Desainer seorang pria berjanggut berusia 40-an-tahun; Dia memindai tubuh Venia dan memperhatikan kakinya; mereka begitu cantik, mereka tidak mungkin diabaikan.
Jadi, dia menjentikkan jarinya dengan keras dan menginstruksikan asistennya untuk membawa set pakaian yang telah dia siapkan untuk final; dia ingin Venia mencobanya.
Itu adalah gaun hitam panjang dengan kerah yang dalam. Bagian utama gaun itu terdiri dari kain kasa hitam dan jaring hitam yang saling berjalin; itu mengeluarkan gagasan tentang jiwa yang terperangkap. Dari bahunya terbentang serangkaian bunga bercorak mandala hitam, sampai ke pinggangnya.
Kegelapan . . .
__ADS_1
Kejahatan. . .
Perjuangan . . .
Begitu gaun itu diletakkan di tubuh Venia, aura yang dia berikan. . . seperti kekuatan jahat yang telah terperangkap selama jutaan tahun, akan membebaskan diri.
"Itulah perasaan yang kuinginkan! Perasaan iblis yang berjuang untuk membebaskan diri! Bagus sekali, kau menyelesaikannya!"
Dia awalnya datang untuk pembukaan, namun sekarang dia diberi penutup; ini adalah sesuatu yang Venia tidak pernah bayangkan.
Untuk mendapatkan urutan yang benar, semua model diminta untuk melakukan latihan lari. Baru ketika Venia naik ke panggung, dia melihat pria itu untuk pertama kalinya; dia tinggi 1. Model 9m pria.
Pria itu muda, tampan, di awal usia 20-an, dengan sepasang mata biru lautan dan pesona serta kepercayaan diri yang luar biasa.
Namun, ketika Venia berpose dengan pundaknya, dia tiba-tiba mengulurkan tangannya dan menjepit pahanya.
Venia berbalik dan memberinya tatapan dingin sebagai peringatan.
"Maaf, kakimu terlalu indah, aku tergoda untuk memberi mereka ciuman!" pria itu berkata dengan lugas.
"Jika kamu melakukan ini, kamu akan membuatku berpikir ini adalah bagaimana semua orang Inggris dibesarkan ," Venia memperingatkan. Setelah itu, mereka bergerak terpisah dan berjalan kembali ke landasan.
Model pria muda itu mengabaikan kata-kata Venia dan terus menyeringai padanya.
Setelah mereka selesai, Venia turun dari panggung dan Berlian segera menutupinya dengan jaket, "Apa yang baru saja terjadi? Apa yang dilakukan model pria itu?"
"Bukan apa-apa …" Venia melepaskannya dengan menganggap itu hanya kebodohan.
Pada kenyataannya, dalam pertunjukan seperti ini, adalah normal bagi model untuk mengambil keuntungan dengan orang lain atau bahkan memeluk mereka. . .

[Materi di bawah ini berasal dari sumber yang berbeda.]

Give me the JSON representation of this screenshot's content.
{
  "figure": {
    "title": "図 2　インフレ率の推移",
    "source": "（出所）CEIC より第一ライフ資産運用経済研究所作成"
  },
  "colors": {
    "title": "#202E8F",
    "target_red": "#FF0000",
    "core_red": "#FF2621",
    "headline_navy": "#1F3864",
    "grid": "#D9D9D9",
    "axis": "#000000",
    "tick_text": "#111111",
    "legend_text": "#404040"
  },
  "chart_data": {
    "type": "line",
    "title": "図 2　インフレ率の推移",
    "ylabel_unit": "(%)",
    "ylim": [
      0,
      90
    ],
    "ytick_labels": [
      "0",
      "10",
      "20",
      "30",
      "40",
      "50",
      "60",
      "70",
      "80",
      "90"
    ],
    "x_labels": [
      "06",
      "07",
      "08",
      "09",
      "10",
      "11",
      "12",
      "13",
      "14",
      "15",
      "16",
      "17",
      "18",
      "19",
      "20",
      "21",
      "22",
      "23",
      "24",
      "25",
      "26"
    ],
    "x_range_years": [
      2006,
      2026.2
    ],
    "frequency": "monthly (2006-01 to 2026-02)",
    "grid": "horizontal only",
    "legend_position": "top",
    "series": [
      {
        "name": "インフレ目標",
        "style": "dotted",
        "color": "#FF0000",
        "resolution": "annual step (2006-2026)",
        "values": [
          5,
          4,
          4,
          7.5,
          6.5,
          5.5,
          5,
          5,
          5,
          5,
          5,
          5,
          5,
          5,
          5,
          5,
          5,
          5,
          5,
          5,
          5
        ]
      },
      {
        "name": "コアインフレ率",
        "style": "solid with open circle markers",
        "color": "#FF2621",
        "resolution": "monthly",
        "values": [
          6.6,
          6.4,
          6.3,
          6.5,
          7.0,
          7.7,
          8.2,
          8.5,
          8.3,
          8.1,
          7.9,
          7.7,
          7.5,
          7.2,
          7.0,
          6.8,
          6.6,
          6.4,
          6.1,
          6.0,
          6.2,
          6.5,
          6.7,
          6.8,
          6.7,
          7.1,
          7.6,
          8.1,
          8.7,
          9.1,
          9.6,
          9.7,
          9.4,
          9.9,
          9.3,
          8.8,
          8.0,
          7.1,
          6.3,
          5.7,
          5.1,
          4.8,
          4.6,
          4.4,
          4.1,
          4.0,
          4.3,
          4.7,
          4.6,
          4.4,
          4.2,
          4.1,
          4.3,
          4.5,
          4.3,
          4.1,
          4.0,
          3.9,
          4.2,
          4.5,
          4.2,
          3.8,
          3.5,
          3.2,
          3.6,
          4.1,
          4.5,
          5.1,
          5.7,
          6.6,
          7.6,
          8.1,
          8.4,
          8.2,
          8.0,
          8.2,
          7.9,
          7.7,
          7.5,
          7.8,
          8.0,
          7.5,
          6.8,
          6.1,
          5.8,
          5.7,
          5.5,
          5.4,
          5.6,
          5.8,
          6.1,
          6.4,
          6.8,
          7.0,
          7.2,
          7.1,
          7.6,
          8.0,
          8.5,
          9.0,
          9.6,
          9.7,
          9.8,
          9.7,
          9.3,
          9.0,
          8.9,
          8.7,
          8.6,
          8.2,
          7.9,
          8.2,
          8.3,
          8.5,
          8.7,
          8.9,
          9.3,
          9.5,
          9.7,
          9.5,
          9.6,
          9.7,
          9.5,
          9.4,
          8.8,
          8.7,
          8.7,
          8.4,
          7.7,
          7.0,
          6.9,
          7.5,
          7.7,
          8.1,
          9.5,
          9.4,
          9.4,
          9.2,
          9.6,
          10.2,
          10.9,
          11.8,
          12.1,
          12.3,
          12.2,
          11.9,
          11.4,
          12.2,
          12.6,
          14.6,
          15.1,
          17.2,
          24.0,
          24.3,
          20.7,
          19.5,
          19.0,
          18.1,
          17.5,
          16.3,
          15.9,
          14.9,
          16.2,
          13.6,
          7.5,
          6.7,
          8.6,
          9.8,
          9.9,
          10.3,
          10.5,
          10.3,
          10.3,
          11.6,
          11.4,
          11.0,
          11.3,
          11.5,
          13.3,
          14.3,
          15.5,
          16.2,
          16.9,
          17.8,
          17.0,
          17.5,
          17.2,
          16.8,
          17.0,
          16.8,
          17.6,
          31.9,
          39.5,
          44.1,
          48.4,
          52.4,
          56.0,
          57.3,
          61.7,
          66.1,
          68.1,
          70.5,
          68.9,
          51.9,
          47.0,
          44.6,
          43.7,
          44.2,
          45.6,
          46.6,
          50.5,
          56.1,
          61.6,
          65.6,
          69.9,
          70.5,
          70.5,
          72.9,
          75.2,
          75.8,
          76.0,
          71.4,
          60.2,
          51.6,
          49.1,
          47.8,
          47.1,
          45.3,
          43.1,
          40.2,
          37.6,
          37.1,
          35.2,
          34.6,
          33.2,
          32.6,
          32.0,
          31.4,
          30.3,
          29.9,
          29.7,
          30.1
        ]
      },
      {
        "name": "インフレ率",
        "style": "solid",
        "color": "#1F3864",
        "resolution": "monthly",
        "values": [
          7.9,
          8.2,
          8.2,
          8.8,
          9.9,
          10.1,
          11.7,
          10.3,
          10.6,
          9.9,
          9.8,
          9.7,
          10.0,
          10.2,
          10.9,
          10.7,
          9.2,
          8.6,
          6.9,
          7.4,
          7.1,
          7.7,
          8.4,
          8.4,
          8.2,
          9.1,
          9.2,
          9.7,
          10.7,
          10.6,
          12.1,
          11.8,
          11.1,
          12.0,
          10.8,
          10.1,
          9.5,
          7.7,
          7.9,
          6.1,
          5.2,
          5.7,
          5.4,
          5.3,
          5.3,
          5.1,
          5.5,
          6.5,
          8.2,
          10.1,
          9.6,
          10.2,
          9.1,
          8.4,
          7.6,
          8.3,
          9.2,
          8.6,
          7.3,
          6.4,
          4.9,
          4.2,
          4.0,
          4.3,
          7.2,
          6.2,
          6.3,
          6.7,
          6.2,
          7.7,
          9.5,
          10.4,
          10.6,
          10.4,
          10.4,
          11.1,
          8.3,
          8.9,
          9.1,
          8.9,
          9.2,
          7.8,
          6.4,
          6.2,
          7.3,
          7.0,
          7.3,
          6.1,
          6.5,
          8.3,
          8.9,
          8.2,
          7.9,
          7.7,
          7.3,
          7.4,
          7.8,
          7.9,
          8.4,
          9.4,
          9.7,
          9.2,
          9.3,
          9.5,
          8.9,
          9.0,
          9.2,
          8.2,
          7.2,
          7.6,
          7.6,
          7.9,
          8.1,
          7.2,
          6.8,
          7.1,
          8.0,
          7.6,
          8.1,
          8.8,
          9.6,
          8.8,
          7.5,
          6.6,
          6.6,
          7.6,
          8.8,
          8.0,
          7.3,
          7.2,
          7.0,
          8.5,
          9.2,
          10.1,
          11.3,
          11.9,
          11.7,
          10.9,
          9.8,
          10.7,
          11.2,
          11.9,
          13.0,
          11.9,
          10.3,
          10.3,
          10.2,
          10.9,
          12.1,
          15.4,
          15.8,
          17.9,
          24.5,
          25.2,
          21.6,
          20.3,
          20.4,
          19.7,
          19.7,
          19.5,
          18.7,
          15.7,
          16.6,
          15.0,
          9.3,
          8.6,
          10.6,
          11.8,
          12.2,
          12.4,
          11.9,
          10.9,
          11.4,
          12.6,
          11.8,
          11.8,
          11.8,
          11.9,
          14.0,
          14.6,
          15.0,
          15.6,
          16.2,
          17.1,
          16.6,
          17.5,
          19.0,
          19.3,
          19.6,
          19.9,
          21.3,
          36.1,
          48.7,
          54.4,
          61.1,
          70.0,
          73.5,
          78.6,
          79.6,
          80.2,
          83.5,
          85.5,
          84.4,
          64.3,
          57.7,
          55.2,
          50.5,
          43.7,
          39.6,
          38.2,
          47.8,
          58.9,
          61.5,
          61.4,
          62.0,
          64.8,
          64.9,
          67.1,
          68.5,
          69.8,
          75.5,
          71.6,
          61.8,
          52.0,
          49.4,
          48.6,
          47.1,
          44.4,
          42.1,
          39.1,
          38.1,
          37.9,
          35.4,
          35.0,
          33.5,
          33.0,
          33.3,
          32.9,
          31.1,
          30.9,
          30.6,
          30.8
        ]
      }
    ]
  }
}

Terutama di belakang panggung.
Segala macam pemandangan bisa dilihat.
Venia mengenakan jaket dan mulai menuju ke belakang panggung bersama Berlian. Namun, karena dia memiliki naluri yang baik terhadap kamera, dia melihat flash yang abnormal datang dari sudut tersembunyi.
"Sepertinya seseorang memotretku secara rahasia," Venia memberi tahu Berlian.
Berlian melirik Venia dan mengikuti pandangannya sebelum menepuk pundaknya, "Pergi ke belakang panggung dan ganti baju dulu, aku yang akan menangani ini."
Venia menganggukkan kepalanya, dia memiliki beberapa spekulasi yang tidak jelas, jadi dia bertahan sebentar daripada langsung menuju belakang panggung. Dia menyaksikan Berlian menuju ke sudut tersembunyi gereja.
__ADS_1
Setelah itu, bayangan bisa dilihat dari bawah salah satu bangku. Mungkin karena mereka profesional dalam pekerjaan mereka dan pandai melarikan diri, Berlian tidak berhasil menangkap mereka.